The straw that really kind of broke the camel’s back with me and this film, however, might seem a bit trivial to some, but is of great significance when viewed in proper historical context. In quite a number of scenes in the movie, the very first in which she appears being one of them, Saartje’s performances in front of groups of uncultivated European crowds begin with her literally being shackled inside a cage. While Saartje was certainly not a free woman in any real sense, inclusion of physical shackles visible to the eye was a fabrication on the director’s part. In the book, African Queen: the real life of the Hottentot Venus, author Rachel Holmes dates this popular misconception back to a negative review of the ‘Hottentot Venus’ Act that appeared in an issue dated November, 1810 of the popular UK publication The Sporting Magazine. The writer who penned the review showed great sympathy toward Saartje and recoiled on account of what he saw as her forced submission, viewing the ‘Venus’ Act in terms of the dominant racial order of the time – Saartje’s white manager as master and she his subordinate slave. In Britain of 1810 where this review was first published, although slavery was still the practice of the British Empire, British people largely saw themselves as being above toleration of slavery on their own soil (in other words, ‘slavery is terrible and has no place in civilized society, but we’re willing to allow it to happen outside of our borders and in our names if it can further enrich us‘). Bearing this in mind the Sporting Magazine writer decried the ways in which Saartje was “shewn like a caged beast.” (Holmes, page 49.) Note the word “like.” Holmes continues, “Although many women have appeared both before and since on leashes, chained, or in cages, both literally enslaved and enslaved for popular entertainment, Saartje was not one of them.” Therefore the movie’s use of the cage was an addition that wasn’t even necessary to the overall demonstration that Saartje found herself the constant victim of white colonialist oppression. The cage in which Saartje performed was not so easily visible; it didn’t have to be.

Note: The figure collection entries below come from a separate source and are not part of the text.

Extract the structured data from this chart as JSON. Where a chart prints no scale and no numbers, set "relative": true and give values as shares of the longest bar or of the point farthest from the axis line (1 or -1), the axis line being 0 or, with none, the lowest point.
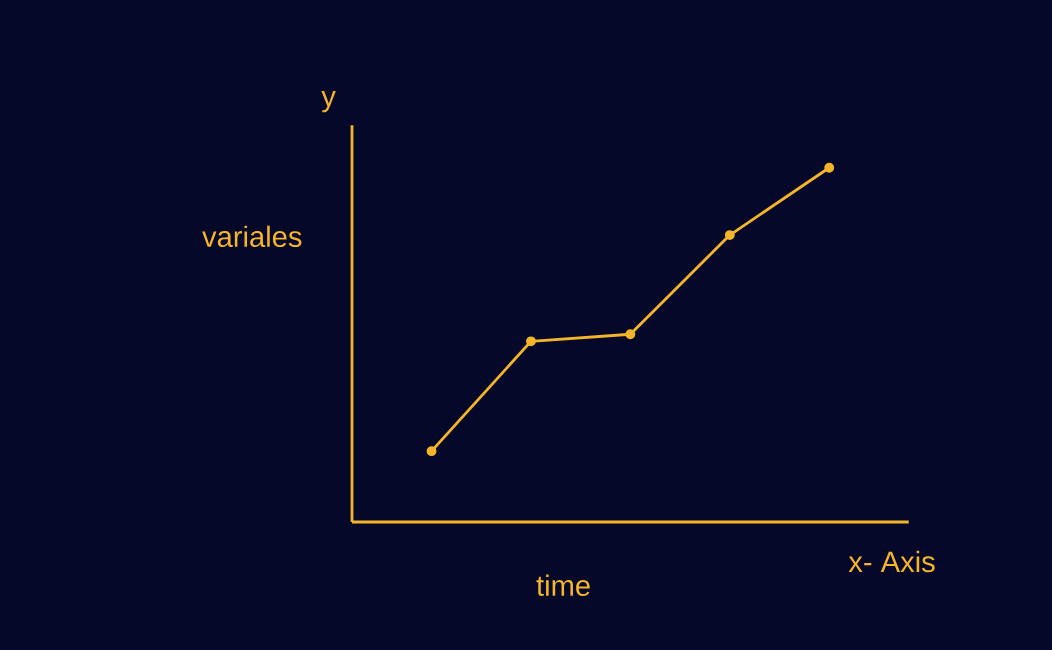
{
  "chart_data": {
    "type": "line",
    "relative": true,
    "ylabel": "y",
    "xlabel": "x- Axis",
    "annotations": [
      "variales",
      "time"
    ],
    "categories": [
      null,
      null,
      null,
      null,
      null
    ],
    "marker": "circle",
    "series": [
      {
        "color": "#f5b52a",
        "values": [
          0.2,
          0.51,
          0.53,
          0.81,
          1.0
        ]
      }
    ]
  }
}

In closing, I want to end this passage with an excerpt from Holmes’s book (page 41) which perfectly describes the reality of the historical period in which Sarah Baartman entered into Europe, never to return to the land of her birth:
She arrived toward the end of the era when sentimental primitivism held sway, and at the beginning of the rise of the new pseudoscience of ethnology, in which human beings became living specimens. Ethnology went hand in white cotton glove and khaki pith-helmet with imperialism, the economic exploitation of Africa, and the emergence of scientific racism. Saartje’s time in London coincided with a new era of European imperialist expansion into the African interior, feminized by its would-be British colonizers as a continent ripe for conquest. Dovetailing with this was the fact that African otherness, with its implications of the alien and strange, had an appeal long exploited by theatrical and popular entertainments. The Hottentot Venus arose in London as the very apotheosis of Europe’s invented Africa, the dark continent of feminized impenetrability and crude potency.